Trump's Golan declaration unites Arab League in condemnation
Despite Israel's growing and increasingly public closeness to certain Arab governments, the Arab League unanimously rejected the US decision to recognise Israeli "sovereignty" over the occupied Golan Heights as it met for its summit in Tunis on Sunday.
Tensions remained over Iran's regional role and the Gulf Arab states' diplomatic split with Qatar, whose emir Sheikh Tamim bin Hamad Al Thani left early, as well as protests in Algeria and Sudan. However, the grouping was clear in its rejection of US President Donald Trump's move last week on the Golan.
Israel occupied the Golan Heights in the 1967 Middle East war, taking the strategic plateau from Syria, whose readmission to the Arab League has been discussed in recent months as members renew contacts with the country following President Bashar al-Assad's increasing control over opposition-held areas.
Saudi Arabia's King Salman told Arab monarchs, presidents and prime ministers at the meeting that his country "absolutely rejects" any measures affecting Syria's sovereignty over the Golan Heights.
Trump's Golan decision followed a US move to recognise Jerusalem as Israel's capital, a decision that also drew Arab condemnation.
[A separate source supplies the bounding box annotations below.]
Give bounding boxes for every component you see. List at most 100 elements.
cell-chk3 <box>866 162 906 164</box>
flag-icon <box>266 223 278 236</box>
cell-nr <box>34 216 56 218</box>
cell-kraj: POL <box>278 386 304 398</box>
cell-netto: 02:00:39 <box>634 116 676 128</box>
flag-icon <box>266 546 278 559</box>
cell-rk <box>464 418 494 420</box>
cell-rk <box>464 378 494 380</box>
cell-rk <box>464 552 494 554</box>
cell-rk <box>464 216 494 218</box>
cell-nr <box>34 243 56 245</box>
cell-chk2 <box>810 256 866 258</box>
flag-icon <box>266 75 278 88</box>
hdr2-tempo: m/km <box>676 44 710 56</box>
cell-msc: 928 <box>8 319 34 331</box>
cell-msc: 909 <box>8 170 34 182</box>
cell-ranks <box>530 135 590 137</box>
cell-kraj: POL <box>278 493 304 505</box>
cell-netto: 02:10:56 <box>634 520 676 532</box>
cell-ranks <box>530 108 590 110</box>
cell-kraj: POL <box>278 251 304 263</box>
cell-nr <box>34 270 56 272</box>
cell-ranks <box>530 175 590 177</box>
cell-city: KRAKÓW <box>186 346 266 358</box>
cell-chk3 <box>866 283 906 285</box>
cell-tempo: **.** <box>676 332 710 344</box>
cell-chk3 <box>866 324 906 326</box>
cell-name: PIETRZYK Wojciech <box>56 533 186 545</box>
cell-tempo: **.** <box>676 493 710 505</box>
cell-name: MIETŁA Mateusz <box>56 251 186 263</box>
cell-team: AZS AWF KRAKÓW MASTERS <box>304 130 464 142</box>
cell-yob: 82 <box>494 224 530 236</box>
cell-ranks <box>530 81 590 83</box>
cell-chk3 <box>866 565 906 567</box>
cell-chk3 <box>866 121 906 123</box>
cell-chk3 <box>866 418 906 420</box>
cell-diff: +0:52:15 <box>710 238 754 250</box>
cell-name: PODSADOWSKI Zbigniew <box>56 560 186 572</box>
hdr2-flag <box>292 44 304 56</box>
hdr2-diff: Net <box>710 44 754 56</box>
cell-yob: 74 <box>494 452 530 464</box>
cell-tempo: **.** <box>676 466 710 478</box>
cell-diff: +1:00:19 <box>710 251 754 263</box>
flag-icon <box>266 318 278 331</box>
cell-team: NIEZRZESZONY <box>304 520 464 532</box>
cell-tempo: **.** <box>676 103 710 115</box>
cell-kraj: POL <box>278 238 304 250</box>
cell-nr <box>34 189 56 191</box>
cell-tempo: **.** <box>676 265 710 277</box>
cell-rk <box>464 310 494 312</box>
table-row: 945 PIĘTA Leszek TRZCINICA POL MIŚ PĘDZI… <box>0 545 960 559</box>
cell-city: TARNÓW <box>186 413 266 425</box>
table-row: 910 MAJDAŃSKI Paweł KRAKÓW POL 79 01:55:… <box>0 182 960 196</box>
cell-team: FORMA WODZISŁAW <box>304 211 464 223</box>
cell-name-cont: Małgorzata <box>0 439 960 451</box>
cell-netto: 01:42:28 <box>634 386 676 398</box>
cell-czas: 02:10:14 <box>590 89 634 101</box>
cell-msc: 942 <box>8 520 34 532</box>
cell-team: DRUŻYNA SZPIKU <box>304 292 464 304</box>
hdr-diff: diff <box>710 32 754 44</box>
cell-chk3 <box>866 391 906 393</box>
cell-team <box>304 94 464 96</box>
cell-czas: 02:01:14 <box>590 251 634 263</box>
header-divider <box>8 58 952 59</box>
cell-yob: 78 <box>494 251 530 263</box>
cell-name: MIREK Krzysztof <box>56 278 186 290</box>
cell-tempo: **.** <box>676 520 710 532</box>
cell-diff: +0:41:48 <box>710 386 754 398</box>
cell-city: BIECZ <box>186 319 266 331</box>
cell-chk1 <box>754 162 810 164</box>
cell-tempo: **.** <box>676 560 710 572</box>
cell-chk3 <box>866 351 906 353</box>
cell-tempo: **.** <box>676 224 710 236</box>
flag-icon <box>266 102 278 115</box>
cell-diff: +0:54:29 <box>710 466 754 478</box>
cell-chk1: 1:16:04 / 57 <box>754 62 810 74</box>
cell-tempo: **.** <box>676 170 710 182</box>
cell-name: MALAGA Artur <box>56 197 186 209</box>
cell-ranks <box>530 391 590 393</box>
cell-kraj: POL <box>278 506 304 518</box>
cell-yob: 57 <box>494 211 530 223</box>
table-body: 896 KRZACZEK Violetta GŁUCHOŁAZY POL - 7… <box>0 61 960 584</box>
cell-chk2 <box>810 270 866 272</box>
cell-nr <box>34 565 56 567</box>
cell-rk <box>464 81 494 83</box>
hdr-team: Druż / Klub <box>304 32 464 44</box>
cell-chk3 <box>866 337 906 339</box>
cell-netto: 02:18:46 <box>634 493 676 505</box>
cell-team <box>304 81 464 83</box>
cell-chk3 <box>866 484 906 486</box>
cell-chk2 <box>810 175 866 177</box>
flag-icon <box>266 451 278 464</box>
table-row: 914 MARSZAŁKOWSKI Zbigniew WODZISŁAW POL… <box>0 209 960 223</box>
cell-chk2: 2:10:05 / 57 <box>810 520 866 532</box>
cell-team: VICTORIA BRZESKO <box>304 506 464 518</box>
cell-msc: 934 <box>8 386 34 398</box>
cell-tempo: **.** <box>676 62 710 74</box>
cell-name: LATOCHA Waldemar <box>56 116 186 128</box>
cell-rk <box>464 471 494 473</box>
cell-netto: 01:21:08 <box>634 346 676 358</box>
Palestinians want East Jerusalem as the capital of a future state.
Tunisian President Beji Caid Essebsi said Arab leaders also needed to ensure the international community understood the importance of the Palestinian cause to Arab countries.
UN Secretary-General Antonio Guterres, who addressed the meeting in Tunis, said any resolution to the Syrian conflict must guarantee the territorial integrity of Syria "including the occupied Golan Heights".
Syria was suspended by the Arab League in 2011 for its violent crackdown on protesters, but in recent months the relationship has been increasingly rehabilitated, with Syria attending regional meetings and receiving an official visit by Sudanese President Omar al-Bashir.
Its place at the congress in Tunis remained empty, and the Arab League said there is still no consensus on Syria's return.
The Tunis summit brought together the rulers of Saudi Arabia and Qatar for the first time at the same gathering since 2017, when Riyadh and its allies the UAE, Bahrain and Egypt imposed a political and economic boycott on Doha.
However, Qatar's emir left the summit hall shortly after Arab League Secretary-General Ahmed Aboul Gheit praised the way Saudi Arabia handled the union's rotating presidency last year, live television footage showed.
Qatar's state news agency did not say why Tamim left, but Tunisia's state news agency TAP said the rest of Qatar's delegation stayed.
The blockading states accuse Qatar of seeking to undermine them and say it has been cosying up to Iran, charges Doha denies.
The row has defied mediation efforts by Kuwait and the United States, which has called on Gulf Arab states to unite in opposition to Iranian influence in the region.
King Salman, whose country has long vied with Iran for influence in the region, called for confronting what he called the "aggressive policies of the Iranian regime". He said Iran was interfering in Arab affairs, a charge Tehran dismisses.
Arab states remain divided over other issues, including how to deal with pro-democracy protests that have erupted in the region since 2011.
The leaders of Sudan and Algeria were not at Sunday's meeting as both nations have been roiled by anti-government protests.